# ¿proteus en español?



## ABRANINI (Jun 26, 2010)

alguien me podria decir si existe proteus en español y si no es pedir mucho que lo pasara desde ya muchas gracias.


----------



## Yang (Jun 26, 2010)

version oficial no; pero tampoco se de versiones traducidas extraoficiales.

Saludos


----------



## ABRANINI (Jun 26, 2010)

y algun programa parecido

soy estudiante y uso livewire pero me parece mas completo proteus

tambien he usado tina y multisin


----------



## fdesergio (Jun 26, 2010)

No tampocooooo tan facil no te la ponen, mejor aprende ingles toda la info tecnica soft etc etc viene en INGLES, toco si o si aprender ingles, chauuuuuuuuuuu


----------



## Yang (Jun 30, 2010)

hay buenos tutoriales de proteus por la red, uno de esos es:
https://www.forosdeelectronica.com/f13/curso-utilizacion-proteus-12122/

Saludos


----------



## scom (Ago 6, 2014)

ABRANINI dijo:


> alguien me podria decir si existe proteus en español y si no es pedir mucho que lo pasara desde ya muchas gracias.

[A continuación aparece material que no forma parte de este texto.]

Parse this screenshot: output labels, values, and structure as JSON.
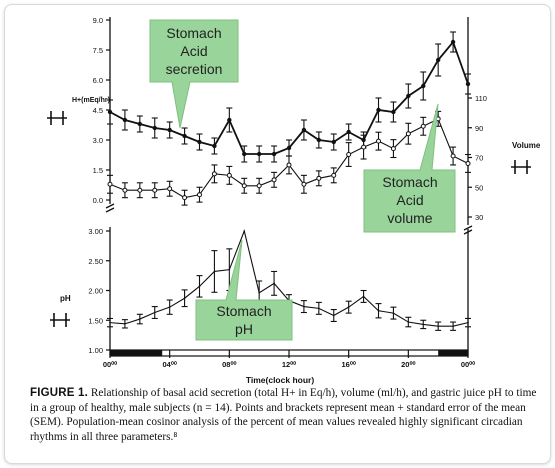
{
  "chart_data": [
    {
      "type": "line",
      "panel": "top",
      "x_tick_labels": [
        "00⁰⁰",
        "04⁰⁰",
        "08⁰⁰",
        "12⁰⁰",
        "16⁰⁰",
        "20⁰⁰",
        "00⁰⁰"
      ],
      "xlabel": "Time(clock hour)",
      "xlim": [
        0,
        24
      ],
      "left_axis": {
        "label": "H+(mEq/hr)",
        "ylim": [
          0,
          9
        ],
        "ticks": [
          "0.0",
          "1.5",
          "3.0",
          "4.5",
          "6.0",
          "7.5",
          "9.0"
        ]
      },
      "right_axis": {
        "label": "Volume",
        "ylim": [
          30,
          110
        ],
        "ticks": [
          "30",
          "50",
          "70",
          "90",
          "110"
        ]
      },
      "series": [
        {
          "axis": "left",
          "marker": "filled",
          "x": [
            0,
            1,
            2,
            3,
            4,
            5,
            6,
            7,
            8,
            9,
            10,
            11,
            12,
            13,
            14,
            15,
            16,
            17,
            18,
            19,
            20,
            21,
            22,
            23,
            24
          ],
          "values": [
            4.4,
            4.0,
            3.8,
            3.6,
            3.5,
            3.2,
            2.9,
            2.7,
            4.0,
            2.3,
            2.3,
            2.3,
            2.6,
            3.5,
            3.0,
            2.9,
            3.4,
            3.0,
            4.5,
            4.4,
            5.2,
            5.7,
            7.0,
            7.9,
            5.8
          ],
          "errors": [
            0.6,
            0.5,
            0.4,
            0.5,
            0.4,
            0.4,
            0.4,
            0.4,
            0.6,
            0.4,
            0.4,
            0.4,
            0.4,
            0.5,
            0.4,
            0.4,
            0.4,
            0.4,
            0.6,
            0.5,
            0.6,
            0.7,
            0.8,
            0.5,
            0.5
          ]
        },
        {
          "axis": "right",
          "marker": "open",
          "x": [
            0,
            1,
            2,
            3,
            4,
            5,
            6,
            7,
            8,
            9,
            10,
            11,
            12,
            13,
            14,
            15,
            16,
            17,
            18,
            19,
            20,
            21,
            22,
            23,
            24
          ],
          "values": [
            52,
            48,
            48,
            48,
            49,
            43,
            45,
            59,
            58,
            51,
            51,
            55,
            65,
            52,
            56,
            58,
            72,
            77,
            81,
            76,
            86,
            91,
            96,
            71,
            66
          ],
          "errors": [
            6,
            5,
            5,
            5,
            5,
            5,
            5,
            6,
            6,
            5,
            5,
            5,
            6,
            6,
            5,
            5,
            8,
            8,
            6,
            6,
            7,
            6,
            5,
            6,
            6
          ]
        }
      ]
    },
    {
      "type": "line",
      "panel": "bottom",
      "ylabel": "pH",
      "ylim": [
        1.0,
        3.0
      ],
      "y_ticks": [
        "1.00",
        "1.50",
        "2.00",
        "2.50",
        "3.00"
      ],
      "series": [
        {
          "marker": "none",
          "x": [
            0,
            1,
            2,
            3,
            4,
            5,
            6,
            7,
            8,
            9,
            10,
            11,
            12,
            13,
            14,
            15,
            16,
            17,
            18,
            19,
            20,
            21,
            22,
            23,
            24
          ],
          "values": [
            1.46,
            1.44,
            1.52,
            1.63,
            1.72,
            1.87,
            2.07,
            2.32,
            2.35,
            3.0,
            1.96,
            2.12,
            1.83,
            1.73,
            1.7,
            1.58,
            1.72,
            1.9,
            1.66,
            1.62,
            1.47,
            1.43,
            1.4,
            1.4,
            1.46
          ],
          "errors": [
            0.07,
            0.07,
            0.08,
            0.1,
            0.12,
            0.14,
            0.18,
            0.35,
            0.35,
            0.0,
            0.2,
            0.2,
            0.1,
            0.1,
            0.1,
            0.1,
            0.1,
            0.1,
            0.12,
            0.1,
            0.08,
            0.07,
            0.07,
            0.07,
            0.07
          ]
        }
      ]
    }
  ],
  "callouts": {
    "secretion": [
      "Stomach",
      "Acid",
      "secretion"
    ],
    "volume": [
      "Stomach",
      "Acid",
      "volume"
    ],
    "ph": [
      "Stomach",
      "pH"
    ]
  },
  "caption": {
    "label": "FIGURE 1.",
    "text": "Relationship of basal acid secretion (total H+ in Eq/h), volume (ml/h), and gastric juice pH to time in a group of healthy, male subjects (n = 14). Points and brackets represent mean + standard error of the mean (SEM). Population-mean cosinor analysis of the percent of mean values revealed highly significant circadian rhythms in all three parameters.⁸"
  },
  "colors": {
    "callout_fill": "#99d49a",
    "callout_stroke": "#7fbf80",
    "ink": "#111111",
    "frame_border": "#d9d9d9"
  },
  "icons": [
    "h-bracket-icon",
    "night-bar-icon"
  ]
}
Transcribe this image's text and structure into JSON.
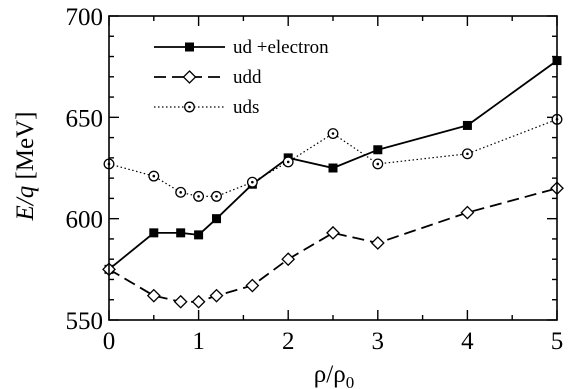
{
  "chart_data": {
    "type": "line",
    "xlabel": "ρ/ρ",
    "xlabel_sub": "0",
    "ylabel_italic": "E/q",
    "ylabel_unit": " [MeV]",
    "xlim": [
      0,
      5
    ],
    "ylim": [
      550,
      700
    ],
    "x_ticks": [
      0,
      1,
      2,
      3,
      4,
      5
    ],
    "y_ticks": [
      550,
      600,
      650,
      700
    ],
    "x_tick_labels": [
      "0",
      "1",
      "2",
      "3",
      "4",
      "5"
    ],
    "y_tick_labels": [
      "550",
      "600",
      "650",
      "700"
    ],
    "grid": false,
    "legend_position": "top-left",
    "series": [
      {
        "name": "ud +electron",
        "marker": "filled-square",
        "line": "solid",
        "x": [
          0,
          0.5,
          0.8,
          1.0,
          1.2,
          1.6,
          2.0,
          2.5,
          3.0,
          4.0,
          5.0
        ],
        "y": [
          575,
          593,
          593,
          592,
          600,
          617,
          630,
          625,
          634,
          646,
          678
        ]
      },
      {
        "name": "udd",
        "marker": "open-diamond",
        "line": "dashed",
        "x": [
          0,
          0.5,
          0.8,
          1.0,
          1.2,
          1.6,
          2.0,
          2.5,
          3.0,
          4.0,
          5.0
        ],
        "y": [
          575,
          562,
          559,
          559,
          562,
          567,
          580,
          593,
          588,
          603,
          615
        ]
      },
      {
        "name": "uds",
        "marker": "open-circle",
        "line": "dotted",
        "x": [
          0,
          0.5,
          0.8,
          1.0,
          1.2,
          1.6,
          2.0,
          2.5,
          3.0,
          4.0,
          5.0
        ],
        "y": [
          627,
          621,
          613,
          611,
          611,
          618,
          628,
          642,
          627,
          632,
          649
        ]
      }
    ]
  }
}
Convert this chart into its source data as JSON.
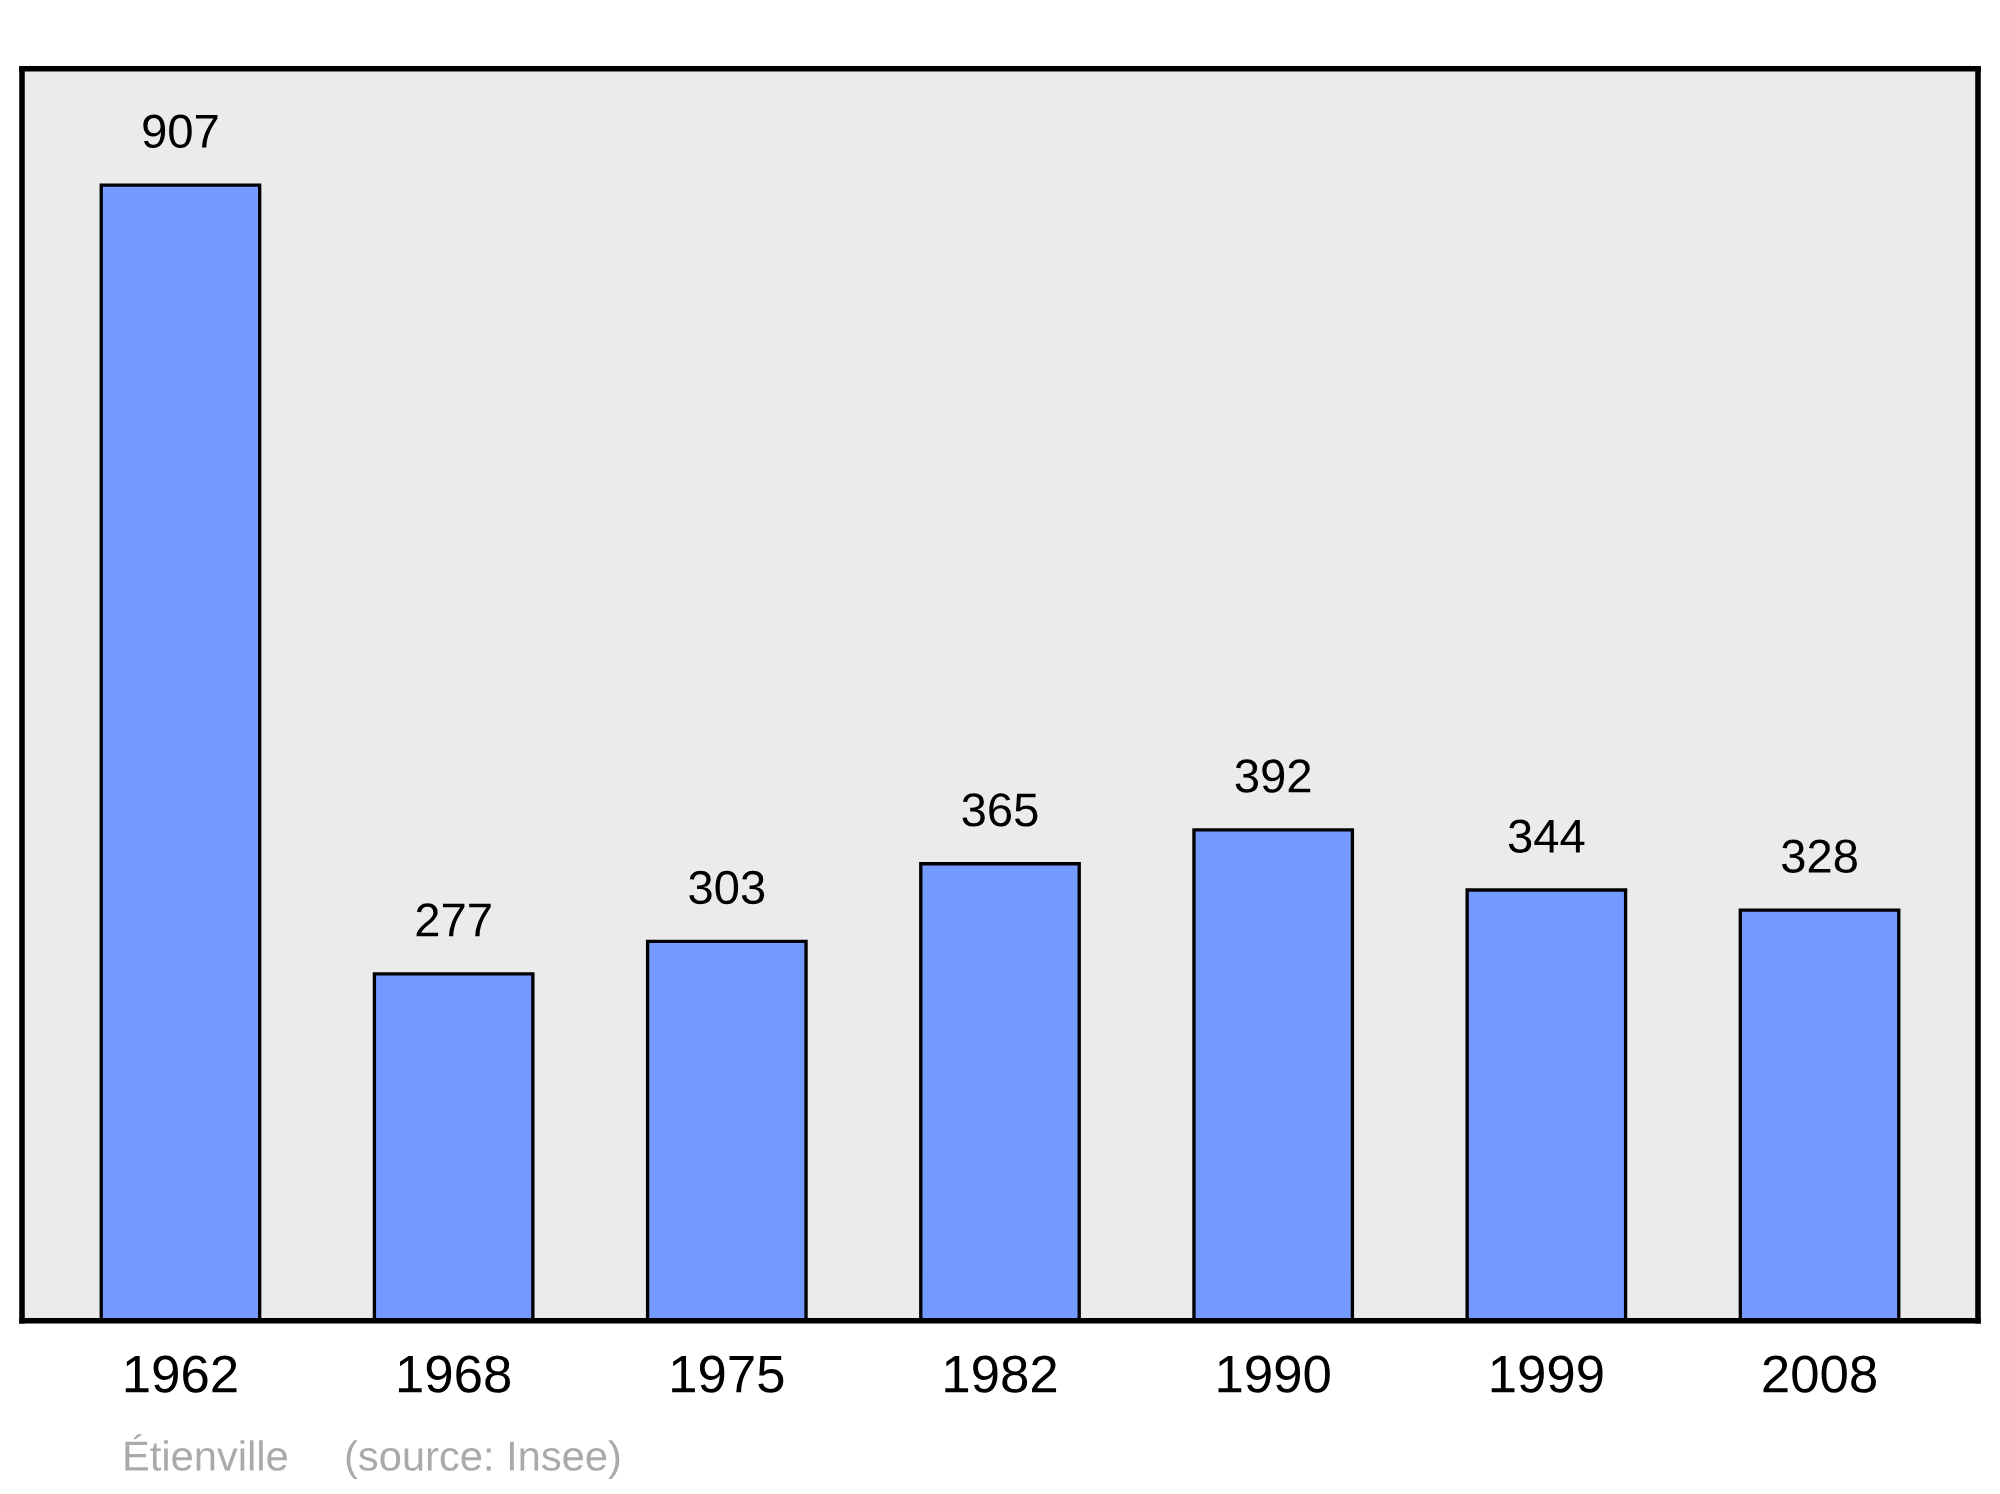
{
  "chart_data": {
    "type": "bar",
    "categories": [
      "1962",
      "1968",
      "1975",
      "1982",
      "1990",
      "1999",
      "2008"
    ],
    "values": [
      907,
      277,
      303,
      365,
      392,
      344,
      328
    ],
    "color": "#7499ff",
    "ylim": [
      0,
      1000
    ],
    "data_labels": true,
    "grid": false,
    "legend": false,
    "annotations": [
      "Étienville",
      "(source: Insee)"
    ]
  }
}
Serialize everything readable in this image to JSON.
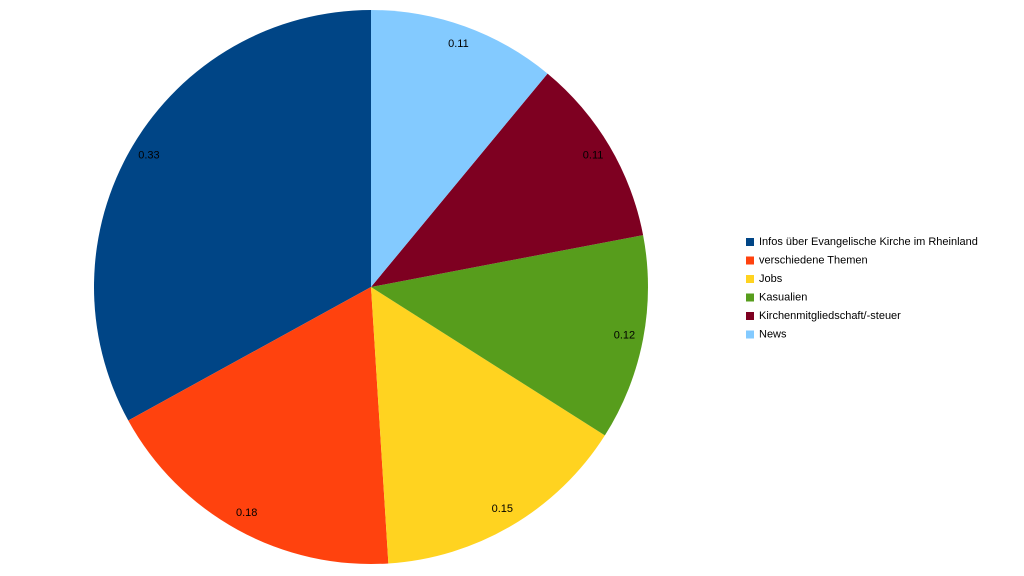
{
  "chart_data": {
    "type": "pie",
    "categories": [
      "Infos über Evangelische Kirche im Rheinland",
      "verschiedene Themen",
      "Jobs",
      "Kasualien",
      "Kirchenmitgliedschaft/-steuer",
      "News"
    ],
    "values": [
      0.33,
      0.18,
      0.15,
      0.12,
      0.11,
      0.11
    ],
    "colors": [
      "#004586",
      "#ff420e",
      "#ffd320",
      "#579d1c",
      "#7e0021",
      "#83caff"
    ],
    "direction": "counterclockwise",
    "legend": "right"
  }
}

si lo hay la ultima bersion es la 8.1


----------



## Andreh (Ago 13, 2014)

Quien me da el instalador de proteus


----------



## papirrin (Ago 13, 2014)

> Quien me da el instalador de proteus



cuando compras el paquete viene completo, con todo y el instalador....
si lo que buscas es algo pirata, esta prohibido difundirlo por este medio.

si no contesto a tu pregunta, por favor se mas especifico.


----------



## DOSMETROS (Ago 13, 2014)

Andreh dijo:


> Quien me da el instalador de proteus


 
http://www.labcenter.com/download/prodemo_autodl_general.cfm


----------